Há algumas nuvens 'pesadas' nos acompanhando no céu e confesso que as mesmas encontravam-se em minha cabeça... afinal, cadê o marido de minha colega? Pensava comigo, será que ele já chegou em Roncesvalles, será que está bravo com nossa demora, porque não voltou para nos procurar para saber se estava tudo bem... mas logo, não me permitia continuar com estes pensamentos, afinal, estávamos bem, tínhamos a companhia uma da outra e minha colega, graças a Deus, já sentia-se melhor. Por isso, espantava as nuvens pretas de meus pensamentos para longe e curtia o visual. 

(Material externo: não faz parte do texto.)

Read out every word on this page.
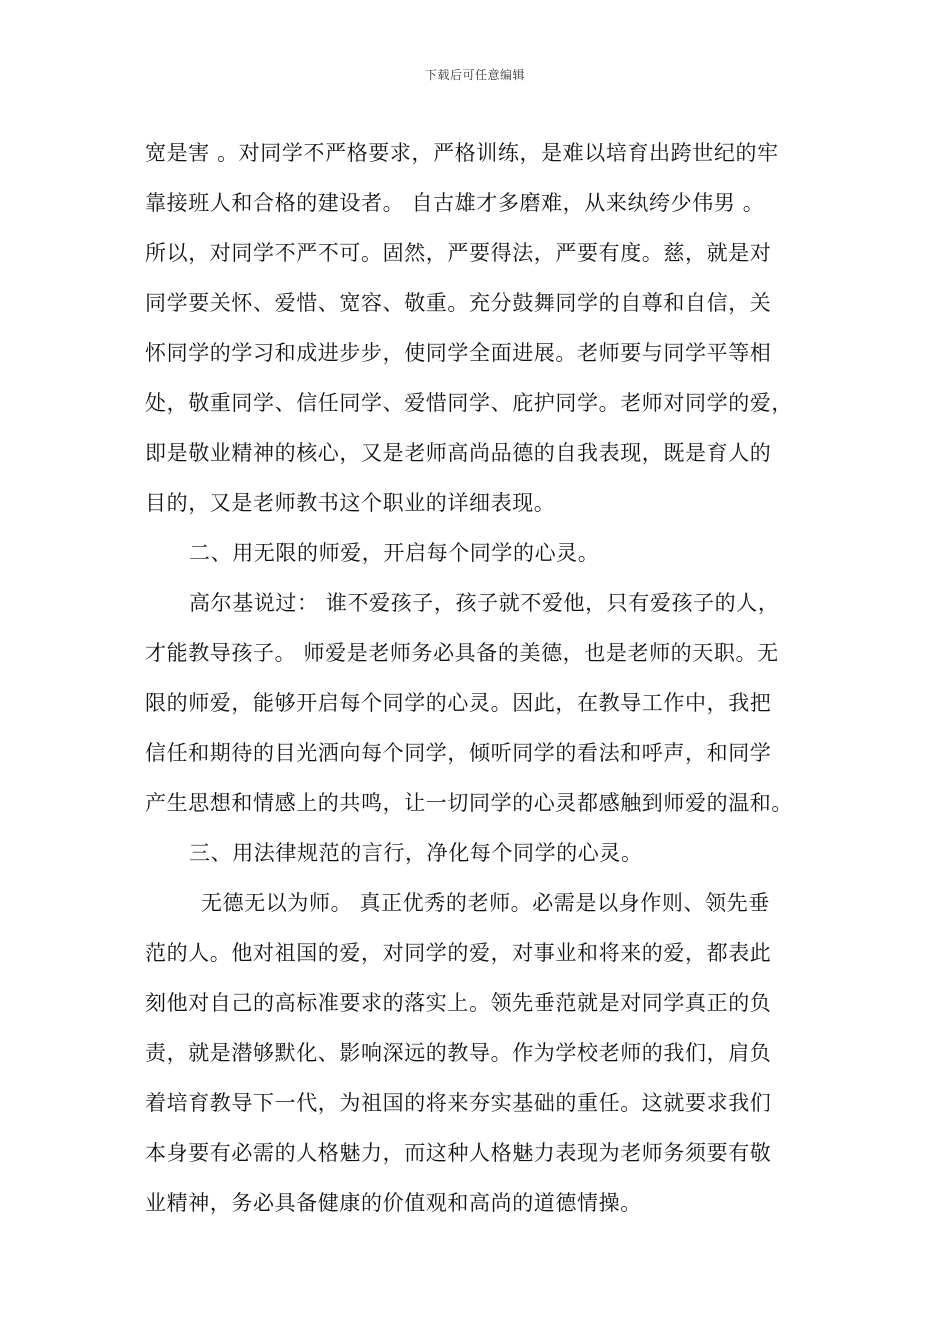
下载后可任意编辑
宽是害 。对同学不严格要求，严格训练，是难以培育出跨世纪的牢
靠接班人和合格的建设者。 自古雄才多磨难，从来纨绔少伟男 。
所以，对同学不严不可。固然，严要得法，严要有度。慈，就是对
同学要关怀、爱惜、宽容、敬重。充分鼓舞同学的自尊和自信，关
怀同学的学习和成进步步，使同学全面进展。老师要与同学平等相
处，敬重同学、信任同学、爱惜同学、庇护同学。老师对同学的爱，
即是敬业精神的核心，又是老师高尚品德的自我表现，既是育人的
目的，又是老师教书这个职业的详细表现。
二、用无限的师爱，开启每个同学的心灵。
高尔基说过： 谁不爱孩子，孩子就不爱他，只有爱孩子的人，
才能教导孩子。 师爱是老师务必具备的美德，也是老师的天职。无
限的师爱，能够开启每个同学的心灵。因此，在教导工作中，我把
信任和期待的目光洒向每个同学，倾听同学的看法和呼声，和同学
产生思想和情感上的共鸣，让一切同学的心灵都感触到师爱的温和。
三、用法律规范的言行，净化每个同学的心灵。
无德无以为师。 真正优秀的老师。必需是以身作则、领先垂
范的人。他对祖国的爱，对同学的爱，对事业和将来的爱，都表此
刻他对自己的高标准要求的落实上。领先垂范就是对同学真正的负
责，就是潜够默化、影响深远的教导。作为学校老师的我们，肩负
着培育教导下一代，为祖国的将来夯实基础的重任。这就要求我们
本身要有必需的人格魅力，而这种人格魅力表现为老师务须要有敬
业精神，务必具备健康的价值观和高尚的道德情操。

Subimos um pouco mais e logo vimos outros animais soltos. Na sequência, passamos novamente por Ângela.







O caminho é muito bem sinalizado. Eu não me preocupei com mapas ou guias, tínhamos apenas as setas para nos guiar e é o que bastava!


Passamos por estes dois ciclistas, italianos, divertidíssimos! Falam 'pelos cotovelos' dão risada o tempo todo, mesmo empurrando a bike. Nos cumprimentam e a partir daqui passamos por eles, logo após eles passam por nós... continuamos assim até chegar a Roncesvalles.


Neste ponto, boa parte dos peregrinos estão com cara de poucos amigos, devido a grande dificuldade deste primeiro dia... É possível ver dor em suas feições. Quando falamos 'Buen Camiño' a resposta nunca soa empolgada. Tenho pena deles, queria poder ajudar de alguma forma. 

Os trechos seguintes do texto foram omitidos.